In just over four months, Nuix’s market valuation has now tumbled by more than 76% on the back of multiple downgrades and a media investigation that raised concerns over governance and financial reporting quality.
NXL share price
FY21 guidance
Nuix is now expecting FY21 pro-forma revenue between $173-$182 million, down from $193.5 million from its IPO prospectus.
Annualised contract value (ACV) is expected to be between $165-172 million, down from $199.6 million.
Pro-forma earnings before interest, tax, depreciation and amortisation (EBITDA explained) is expected to be unchanged – somewhere between $64.6-66.6 million.
Reasons for downgrade
Management indicated there are various factors that led to its forecasts being revised.
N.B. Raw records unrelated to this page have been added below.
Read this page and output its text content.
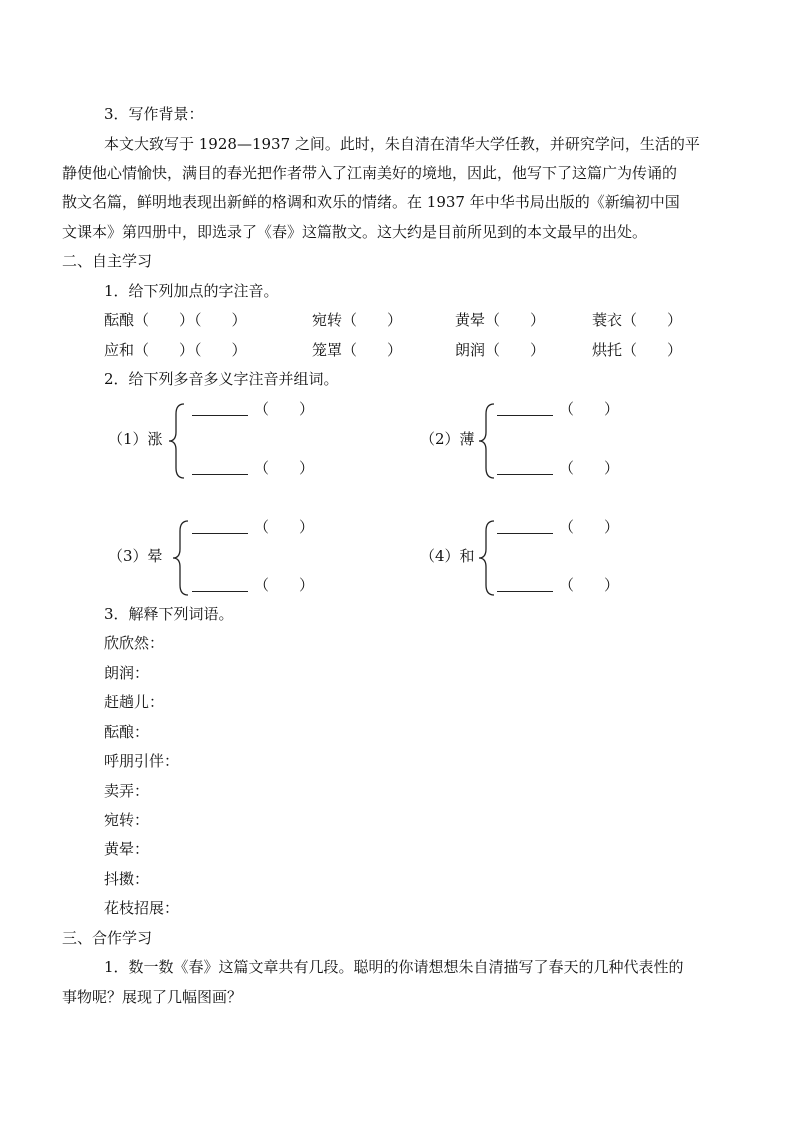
3．写作背景：
本文大致写于 1928—1937 之间。此时，朱自清在清华大学任教，并研究学问，生活的平
静使他心情愉快，满目的春光把作者带入了江南美好的境地，因此，他写下了这篇广为传诵的
散文名篇，鲜明地表现出新鲜的格调和欢乐的情绪。在 1937 年中华书局出版的《新编初中国
文课本》第四册中，即选录了《春》这篇散文。这大约是目前所见到的本文最早的出处。
二、自主学习
1．给下列加点的字注音。
酝酿（　　）（　　）	宛转（　　）	黄晕（　　）	蓑衣（　　）
应和（　　）（　　）	笼罩（　　）	朗润（　　）	烘托（　　）
2．给下列多音多义字注音并组词。
（1）涨
（　　）
（　　）
（2）薄
（　　）
（　　）
（3）晕
（　　）
（　　）
（4）和
（　　）
（　　）
3．解释下列词语。
欣欣然：
朗润：
赶趟儿：
酝酿：
呼朋引伴：
卖弄：
宛转：
黄晕：
抖擞：
花枝招展：
三、合作学习
1．数一数《春》这篇文章共有几段。聪明的你请想想朱自清描写了春天的几种代表性的
事物呢？展现了几幅图画？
In particular, it noted the expected timing of the closure of various upsell opportunities was one key factor.
Other potential headwinds up until 30 June include customer negotiations of product and licence types, the timing of deals and potential foreign exchange (FX) movements.
CEO Rod Vawdrey said that the company expects to capture most of the revenue under current negotiation by financial year-end or early into FY22.
My take
It’s been another tough day for shareholders of Nuix, who had high expectations.
Nuix was promoted as a high-growth company that floated with a $1.8 billion market capitalisation with shares trading at 9x projected revenue.
Given FY21 revenue is expected to come in flat compared to FY20, I can see why Nuix’s shares have fallen to the extent they have.
Management has noted the shift from on-premise models to consumption-based models has been a key factor behind the recent shift in its revenue and ACV profile.
This is clearly turning out to be a major roadblock in Nuix’s growth plan, but it somehow didn’t make the list in the top risks section as part of its prospectus. While consumption-based licences might indeed bode well with its long-term strategy, I do find management’s communication with shareholders less than satisfactory.
As part of the Rask investment philosophy, I try to look for companies with aligned management teams that have a demonstratable track record.
Nuix isn’t investable for me at the moment on governance issues alone, so I’ll be sitting on the sidelines for now.